Figures 2 and 3 show that there is a variance of $11,150 in the median between the estimated audit fee and the actual audit fee charged ($71,850 in estimated fees to $83,000 in actual fees). The additional fees charged ranged from $1,500 to $83,690. This reflects the extent and complexity of unanticipated issues that arose and/or the severity of some local authorities' non-performance.

The actual total audit hours were about 50% above the estimated audit hours. About 30% of the additional hours incurred by auditors were on-charged to local authorities. The remainder of the additional hours were absorbed by the auditors, acknowledging some on-the-job learning by the audit teams, particularly for the Statement of Proposal audits completed in late 2008 and early 2009. On average, for all local authorities, about 75% of LTCCP audit work was completed by Chartered Accountants.76 Staff input at this level was indicated as appropriate to the sector before the 2009-19 LTCCP audits started, and the estimated audit fees were based on this level of input from experienced auditors.

Preparing for 2012

For the future, it is clear that there is scope for local authorities to better plan and manage preparing their LTCCP. The experience of the 2006-16 and 2009-19 LTCCPs has confirmed that audit efficiencies can be achieved when local authorities plan effectively and early. The application of good internal quality assurance processes also has a significant effect on audit cost. In addition, maintaining good communication between the auditor and the local authority – particularly when unanticipated events affect the planning and preparation process – can also reduce the cost effect of changes to initial plans.

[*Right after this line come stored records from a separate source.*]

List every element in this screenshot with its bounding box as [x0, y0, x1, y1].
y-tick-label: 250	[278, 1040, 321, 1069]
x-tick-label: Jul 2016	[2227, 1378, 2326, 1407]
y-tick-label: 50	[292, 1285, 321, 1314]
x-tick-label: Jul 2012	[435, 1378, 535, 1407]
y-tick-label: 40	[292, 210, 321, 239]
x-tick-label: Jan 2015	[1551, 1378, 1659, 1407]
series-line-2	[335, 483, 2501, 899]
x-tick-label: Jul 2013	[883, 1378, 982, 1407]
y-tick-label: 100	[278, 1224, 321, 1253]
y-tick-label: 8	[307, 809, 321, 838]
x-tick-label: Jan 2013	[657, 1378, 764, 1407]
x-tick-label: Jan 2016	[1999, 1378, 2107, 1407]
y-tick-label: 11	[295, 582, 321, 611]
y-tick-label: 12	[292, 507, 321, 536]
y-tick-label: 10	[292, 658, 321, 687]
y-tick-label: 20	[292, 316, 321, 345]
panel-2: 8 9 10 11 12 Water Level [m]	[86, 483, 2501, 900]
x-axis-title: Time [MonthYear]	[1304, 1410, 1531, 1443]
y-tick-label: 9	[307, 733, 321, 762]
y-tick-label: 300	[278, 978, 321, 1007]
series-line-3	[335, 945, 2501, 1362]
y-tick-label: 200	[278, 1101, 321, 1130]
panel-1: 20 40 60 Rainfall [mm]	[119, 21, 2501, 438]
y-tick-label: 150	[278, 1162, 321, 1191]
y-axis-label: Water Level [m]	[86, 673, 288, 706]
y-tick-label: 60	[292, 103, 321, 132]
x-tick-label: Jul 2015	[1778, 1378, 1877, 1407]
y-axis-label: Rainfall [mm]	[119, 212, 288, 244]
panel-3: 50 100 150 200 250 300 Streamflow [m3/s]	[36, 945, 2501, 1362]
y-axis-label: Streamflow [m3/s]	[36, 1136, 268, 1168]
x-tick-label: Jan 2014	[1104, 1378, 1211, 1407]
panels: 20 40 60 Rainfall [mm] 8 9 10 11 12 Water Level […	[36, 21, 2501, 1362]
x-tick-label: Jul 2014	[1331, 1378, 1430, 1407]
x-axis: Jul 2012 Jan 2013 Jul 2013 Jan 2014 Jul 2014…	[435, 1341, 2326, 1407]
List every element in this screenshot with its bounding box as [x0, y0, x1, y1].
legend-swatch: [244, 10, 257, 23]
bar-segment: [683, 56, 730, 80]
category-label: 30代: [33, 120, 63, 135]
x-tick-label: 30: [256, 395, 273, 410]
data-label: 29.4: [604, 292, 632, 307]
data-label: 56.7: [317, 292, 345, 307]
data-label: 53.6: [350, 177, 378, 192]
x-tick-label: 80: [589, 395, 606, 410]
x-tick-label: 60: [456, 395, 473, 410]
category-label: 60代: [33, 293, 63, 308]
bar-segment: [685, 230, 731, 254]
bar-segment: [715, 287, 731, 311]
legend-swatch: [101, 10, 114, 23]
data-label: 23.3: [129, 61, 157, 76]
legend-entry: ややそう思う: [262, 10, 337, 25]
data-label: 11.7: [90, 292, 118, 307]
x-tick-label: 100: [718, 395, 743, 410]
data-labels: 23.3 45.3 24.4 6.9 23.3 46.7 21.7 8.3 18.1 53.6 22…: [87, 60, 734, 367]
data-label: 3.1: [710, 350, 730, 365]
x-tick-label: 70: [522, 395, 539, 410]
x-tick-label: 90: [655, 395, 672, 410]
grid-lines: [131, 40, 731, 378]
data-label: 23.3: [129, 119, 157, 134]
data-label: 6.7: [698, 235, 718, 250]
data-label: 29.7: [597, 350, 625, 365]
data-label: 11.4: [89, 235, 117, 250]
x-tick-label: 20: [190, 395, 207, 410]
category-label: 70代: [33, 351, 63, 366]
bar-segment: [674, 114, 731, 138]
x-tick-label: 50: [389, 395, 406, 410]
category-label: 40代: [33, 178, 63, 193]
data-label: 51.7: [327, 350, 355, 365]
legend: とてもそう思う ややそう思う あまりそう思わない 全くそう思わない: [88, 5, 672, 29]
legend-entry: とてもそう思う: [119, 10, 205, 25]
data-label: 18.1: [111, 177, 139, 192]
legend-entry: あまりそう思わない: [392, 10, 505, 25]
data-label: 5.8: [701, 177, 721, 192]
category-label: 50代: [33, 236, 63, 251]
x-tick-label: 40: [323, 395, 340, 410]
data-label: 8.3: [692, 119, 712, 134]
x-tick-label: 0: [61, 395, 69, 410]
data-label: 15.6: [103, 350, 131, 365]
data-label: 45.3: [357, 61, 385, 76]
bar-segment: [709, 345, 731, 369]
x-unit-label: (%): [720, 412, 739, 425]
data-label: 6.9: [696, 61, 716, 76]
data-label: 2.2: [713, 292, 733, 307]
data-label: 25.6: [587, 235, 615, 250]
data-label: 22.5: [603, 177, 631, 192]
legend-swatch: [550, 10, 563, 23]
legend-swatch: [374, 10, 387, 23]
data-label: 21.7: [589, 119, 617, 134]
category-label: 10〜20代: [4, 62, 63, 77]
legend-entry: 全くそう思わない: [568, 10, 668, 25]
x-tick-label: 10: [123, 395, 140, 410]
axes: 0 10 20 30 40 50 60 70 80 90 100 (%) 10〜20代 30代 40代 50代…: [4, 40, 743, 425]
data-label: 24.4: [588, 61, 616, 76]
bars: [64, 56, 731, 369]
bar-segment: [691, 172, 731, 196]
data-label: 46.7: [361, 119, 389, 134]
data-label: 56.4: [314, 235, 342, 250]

Our comparison of the fees charged for the audits of the 2006-16 LTCCPs with the audits of the 2009-19 LTCCPs shows that good planning by local authorities has a significant effect on audit cost. We encourage the sector to continue to focus on planning for the 2012-22 LTCCP.

72: Sixteen percent of local authorities adhered to the original date agreed, 39% varied by one to seven days later than planned, and 1% varied by one to seven days earlier than planned.

73: In 2006, seven local authorities adopted their final LTCCP after 30 June 2006. The latest was adopted on 14 September 2006, four were adopted in July 2006, and two were adopted in August 2006.

74: The 2009-19 LTCCP audit methodology was summarised in newsletters to the sector, which we released in December 2007 and in May and June 2008. It was also covered during a number of speaking engagements by members of our local government team throughout 2007 and 2008. We also published a summarised version of the 2009-19 audit methodology (for non-auditors) on our website,

75: For the 2006-16 LTCCPs, audit hours were estimated to be 23,000. However, the actual time taken to complete the 2006-16 LTCCP audit work was more than 34,000 hours.

76: In general, 50% to 60% of an annual audit is completed by staff who are Chartered Accountants or other specialist staff.